I have Lupus Nephritis and have had it for almost 12 years now. I strongly suggest you get tested for it because it sounds like that's what you may have, especially with protein in your urine. Better to be safe than sorry. I also take Plaquenil but it's stictly for my joints, all of my other medications are for my kidney function. Take care and I hope everything turns out ok!

Thank you all so much for replying. I truly appreciate your time and willingness to help me figure this out. I called for an appt with a rheumatologist today. It may take a couple of months but my doctor said we can start trying to figure out ways to treat the symptoms from the medicine until then. *fingers crossed it works*. :)

I agree with Mariso, I doubt the Plaquenil is causing your low back pain. It’s possible it’s part of the disease. You shouldn’t be on a dose no lower than 200mg and probably should be on 400 mg per day. If you can, I HIGHLY suggest you order the book The Lupus Encyclopedia by Dr Donald Thompson. You can find it on Amazon and he also has a fb page The Lupus Encyclopedia. Great Dr and great info. He makes Lupus and it’s suffers his pain priority. I hope you find the correct diagnosis and treatment in the near future!
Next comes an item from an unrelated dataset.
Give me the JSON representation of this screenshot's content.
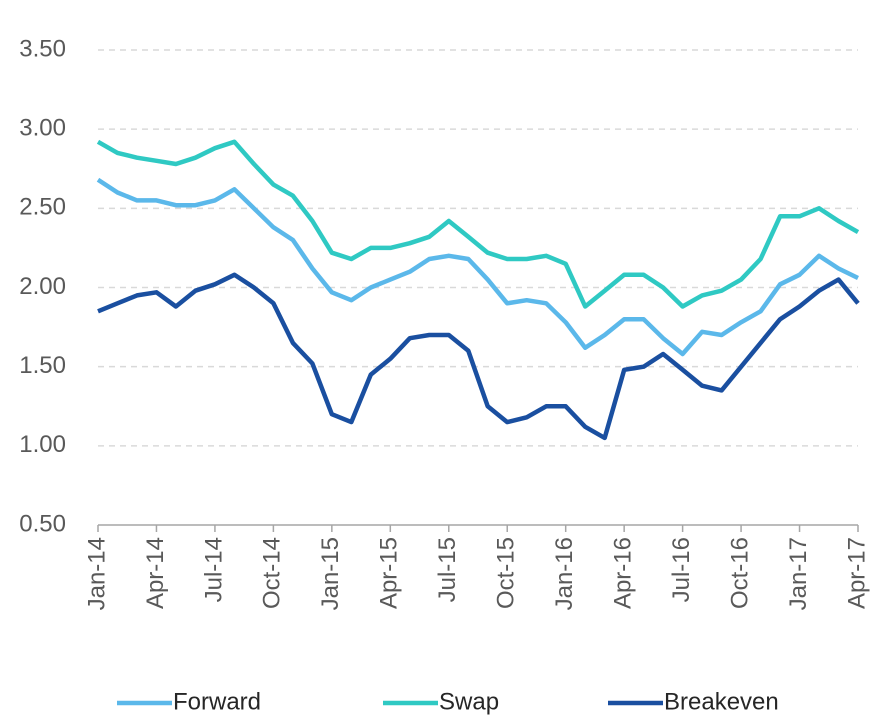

http://http://www.mollysfund.org/2015/01/plaquenil/

Sorry correction...Dr. Thomas
Jamie Lyn said:

I agree with Mariso, I doubt the Plaquenil is causing your low back pain. It's possible it's part of the disease. You shouldn't be on a dose no lower than 200mg and probably should be on 400 mg per day. If you can, I HIGHLY suggest you order the book The Lupus Encyclopedia by Dr Donald Thompson. You can find it on Amazon and he also has a fb page The Lupus Encyclopedia. Great Dr and great info. He makes Lupus and it's suffers his pain priority. I hope you find the correct diagnosis and treatment in the near future!

I found taking the plaquenil at bedtime- and not on an empty stomach minimized the side effects

I think it took six weeks for nausea symptoms to go away. Still get light headed but not sure why. PlAQUENIL had really helped my lupus problems. I was in the middle of a four month flare up and two months of 200mg dose twice a day kicked in after eight weeks. So much better.

It,took,me,a,good,6months,to,get,used,to,plaquenil,now,if,I,go,off,it,My,symptoms,are,severe.

When,I,was,DX,22,years,ago,I,had,kidney,involvement.My,kidneys,are,now,in,remission,but,still,suffer,from,Lupus,symptoms

everyday.Please,talk,to,your,rhematologist.He,checks,for,protein,in,my,urine,every,3,months,and,you,need,to,get,this,

checked,out,soon!

Good,Luck,and,best,wishes

Thank you everyone for your advice and comments. I asked fr a referral to a rheumatologist now and am following up on my kidneys. Plaquenil sucks - but I guess it could always be worse.

The alternative for me was changing my plaquenil and I can't remember the other one but my reumy changed me to Dolobid and Aralan. I no longer have the symptoms you explain. You have received great advise from all the reply's so there is no need for me to say the same thing. I agree with all posts. I wish you well.